Elysées 2012

Crise
Michel Serres
Rome p 141

 

Ce chemin est celui de l'histoire fondamentale, de l'histoire définie par la série des fondations. La foule se forme en couronne, la foule se défait. Le peuple fuit, la foule se reforme. Le multiple fait voir son battement fondamental. Pulsation profonde, au sein de sa boîte noire, de la ville et du peuple de Rome, accords et désaccords des Romains comme on dit leur grandeur et leur décadance. Non point la lutte des ordres, décrite par l'histoire à un autre niveau, mais le battement secret de la multiplicité. Les meurtres fondateurs, par éponymes d'assassins, de victimes, le scandent. Il y a dans les débuts, comme un point d'accumulation ; ou plutôt le lieu dense où les assassinats se multiplient est le départ lui-même, la fondation, le commencement. Par la suite, ils se desserrent, ils se font moins fréquents, ou plutôt ce desserrement est la suite même c'est-à-dire l'histoire ou le temps fondamentaux. Le collectif est plus solide, il est plus sûr de lui, les institutions dures, les objets ont pris le relais. La crise est le moment où une multiplicité n'a plus confiance en ses objets. Elle change, va changer les quasi-objets, les objets qui font ses relations sociales. La crise est de transsubstantiation objective. Voilà le temps fondamental, il court de meurtre fondateur en meurtre fondateur.

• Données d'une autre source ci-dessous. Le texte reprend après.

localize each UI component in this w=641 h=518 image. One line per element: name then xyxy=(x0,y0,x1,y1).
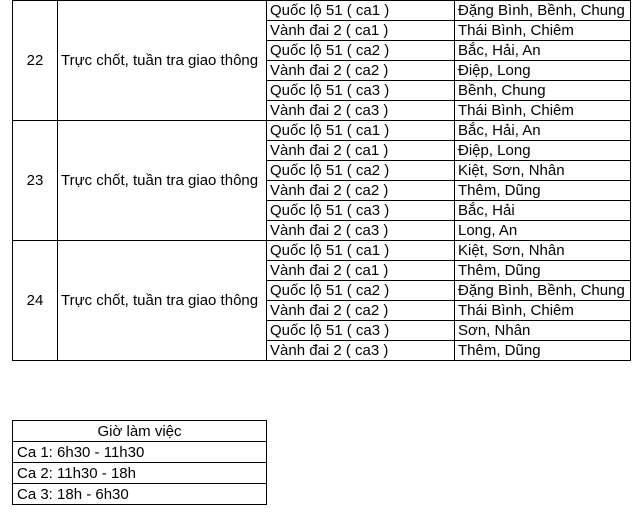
task-cell: Trực chốt, tuần tra giao thông xyxy=(58,121,267,241)
table-row xyxy=(13,421,267,442)
shift-hours-header: Giờ làm việc xyxy=(13,421,267,442)
staff-cell: Sơn, Nhân xyxy=(455,321,631,341)
table-row xyxy=(13,121,631,141)
route-cell: Quốc lộ 51 ( ca1 ) xyxy=(267,121,455,141)
route-cell: Quốc lộ 51 ( ca1 ) xyxy=(267,241,455,261)
staff-cell: Điệp, Long xyxy=(455,141,631,161)
staff-cell: Thêm, Dũng xyxy=(455,181,631,201)
table-row xyxy=(13,241,631,261)
task-cell: Trực chốt, tuần tra giao thông xyxy=(58,1,267,121)
route-cell: Vành đai 2 ( ca1 ) xyxy=(267,21,455,41)
route-cell: Vành đai 2 ( ca3 ) xyxy=(267,341,455,361)
route-cell: Quốc lộ 51 ( ca2 ) xyxy=(267,161,455,181)
day-cell: 24 xyxy=(13,241,58,361)
staff-cell: Thái Bình, Chiêm xyxy=(455,21,631,41)
route-cell: Quốc lộ 51 ( ca3 ) xyxy=(267,321,455,341)
staff-cell: Thái Bình, Chiêm xyxy=(455,301,631,321)
route-cell: Vành đai 2 ( ca2 ) xyxy=(267,61,455,81)
shift-hours-table xyxy=(12,420,267,505)
route-cell: Vành đai 2 ( ca2 ) xyxy=(267,181,455,201)
staff-cell: Điệp, Long xyxy=(455,61,631,81)
staff-cell: Long, An xyxy=(455,221,631,241)
route-cell: Vành đai 2 ( ca1 ) xyxy=(267,141,455,161)
day-cell: 22 xyxy=(13,1,58,121)
table-row xyxy=(13,1,631,21)
staff-cell: Thêm, Dũng xyxy=(455,261,631,281)
table-row xyxy=(13,463,267,484)
route-cell: Quốc lộ 51 ( ca3 ) xyxy=(267,201,455,221)
schedule-table xyxy=(12,0,631,361)
route-cell: Vành đai 2 ( ca3 ) xyxy=(267,221,455,241)
route-cell: Vành đai 2 ( ca2 ) xyxy=(267,301,455,321)
staff-cell: Bắc, Hải xyxy=(455,201,631,221)
day-cell: 23 xyxy=(13,121,58,241)
staff-cell: Kiệt, Sơn, Nhân xyxy=(455,241,631,261)
task-cell: Trực chốt, tuần tra giao thông xyxy=(58,241,267,361)
shift-item: Ca 3: 18h - 6h30 xyxy=(13,484,267,505)
staff-cell: Bắc, Hải, An xyxy=(455,121,631,141)
staff-cell: Bắc, Hải, An xyxy=(455,41,631,61)
route-cell: Quốc lộ 51 ( ca2 ) xyxy=(267,281,455,301)
table-row xyxy=(13,484,267,505)
table-row xyxy=(13,442,267,463)
staff-cell: Đặng Bình, Bềnh, Chung xyxy=(455,1,631,21)
staff-cell: Bềnh, Chung xyxy=(455,81,631,101)
shift-item: Ca 2: 11h30 - 18h xyxy=(13,463,267,484)
route-cell: Quốc lộ 51 ( ca1 ) xyxy=(267,1,455,21)
route-cell: Quốc lộ 51 ( ca2 ) xyxy=(267,41,455,61)
route-cell: Vành đai 2 ( ca1 ) xyxy=(267,261,455,281)
staff-cell: Thêm, Dũng xyxy=(455,341,631,361)
shift-item: Ca 1: 6h30 - 11h30 xyxy=(13,442,267,463)
staff-cell: Kiệt, Sơn, Nhân xyxy=(455,161,631,181)
staff-cell: Đặng Bình, Bềnh, Chung xyxy=(455,281,631,301)
route-cell: Quốc lộ 51 ( ca3 ) xyxy=(267,81,455,101)
staff-cell: Thái Bình, Chiêm xyxy=(455,101,631,121)
route-cell: Vành đai 2 ( ca3 ) xyxy=(267,101,455,121)
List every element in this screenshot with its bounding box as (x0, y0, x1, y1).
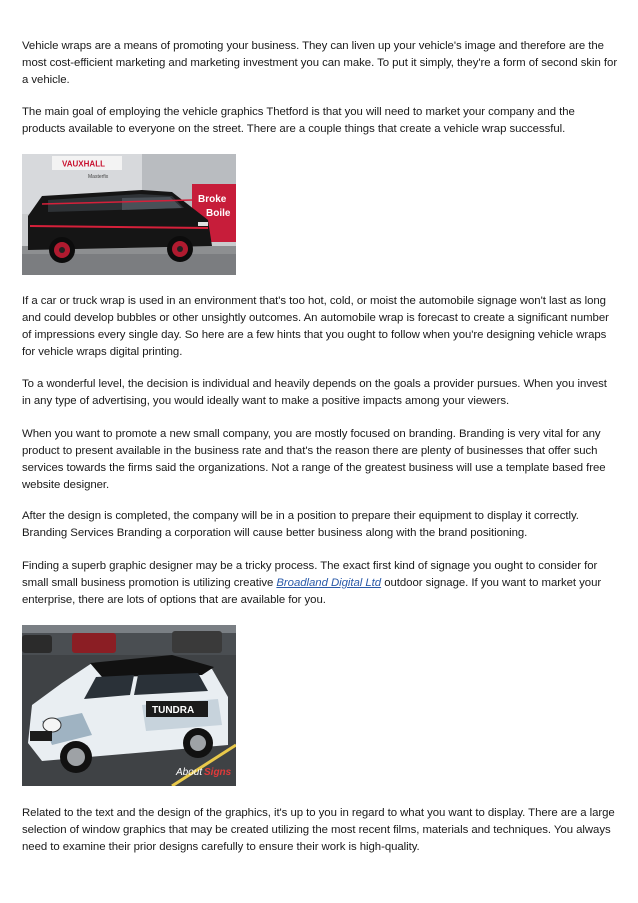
broken-boiler-text-1: Broke (198, 194, 227, 205)
dealer-sign-text: Masterfix (88, 174, 109, 180)
about-signs-watermark-1: About (176, 767, 203, 778)
paragraph-environment: If a car or truck wrap is used in an environment that's too hot, cold, or moist the automobile signage won't last as long and could develop bubbles or other unsightly outcomes. An automobile wrap is forecast to create a significant number of impressions every single day. So here are a few hints that you ought to follow when you're designing vehicle wraps for vehicle wraps digital printing. (22, 295, 609, 358)
paragraph-window-graphics: Related to the text and the design of the graphics, it's up to you in regard to what you want to display. There are a large selection of window graphics that may be created utilizing the most recent films, materials and techniques. You always need to examine their prior designs carefully to ensure their work is high-quality. (22, 807, 615, 853)
paragraph-graphic-designer-end: outdoor signage. If you want to market your enterprise, there are lots of options that are available for you. (22, 577, 602, 606)
tundra-door-text: TUNDRA (152, 705, 195, 716)
paragraph-main-goal: The main goal of employing the vehicle graphics Thetford is that you will need to market your company and the products available to everyone on the street. There are a couple things that create a vehicle wrap successful. (22, 106, 575, 135)
paragraph-graphic-designer (22, 558, 618, 609)
paragraph-intro: Vehicle wraps are a means of promoting your business. They can liven up your vehicle's image and therefore are the most cost-efficient marketing and marketing investment you can make. To put it simply, they're a form of second skin for a vehicle. (22, 40, 618, 86)
paragraph-branding: When you want to promote a new small company, you are mostly focused on branding. Branding is very vital for any product to present available in the business rate and that's the reason there are plenty of businesses that offer such services towards the firms said the organizations. Not a range of the greatest business will use a template based free website designer. (22, 428, 606, 491)
broken-boiler-text-2: Boile (206, 208, 231, 219)
vauxhall-sign-text: VAUXHALL (62, 159, 105, 169)
paragraph-decision: To a wonderful level, the decision is individual and heavily depends on the goals a provider pursues. When you invest in any type of advertising, you would ideally want to make a positive impacts among your viewers. (22, 378, 607, 407)
broadland-digital-link[interactable]: Broadland Digital Ltd (276, 577, 382, 589)
about-signs-watermark-2: Signs (204, 767, 232, 778)
mini-wrap-photo (22, 625, 236, 786)
paragraph-graphic-designer-start: Finding a superb graphic designer may be a tricky process. The exact first kind of signage you ought to consider for small small business promotion is utilizing creative (22, 560, 598, 589)
van-wrap-photo (22, 154, 236, 275)
paragraph-design-completed: After the design is completed, the company will be in a position to prepare their equipment to display it correctly. Branding Services Branding a corporation will cause better business along with the brand positioning. (22, 510, 579, 539)
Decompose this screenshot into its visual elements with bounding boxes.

Chacun impose une discontinuité, une coupure. Inversement la coupure est barbare et toute théorie qui en fait voir est une théorie du sacré. Non de la science mais du sacré.

Or, ces coupures sont toutes les mêmes, d'une morne répétitivité. Etre tué, tuer, dépecer, lapider. On comprend que l'instinct de mort soit l'itération et inversement. Le temps fondamental de l'histoire est marqué par la mort. Il paraît discontinu, mais il n'est que le temps de l'Eternel Retour. Il revient ou sur soi ou sur la même forme d'origine à des intervalles pressés, comme affolés, ou larges et patients. On dirait que se cache-là le moteur immobile du temps.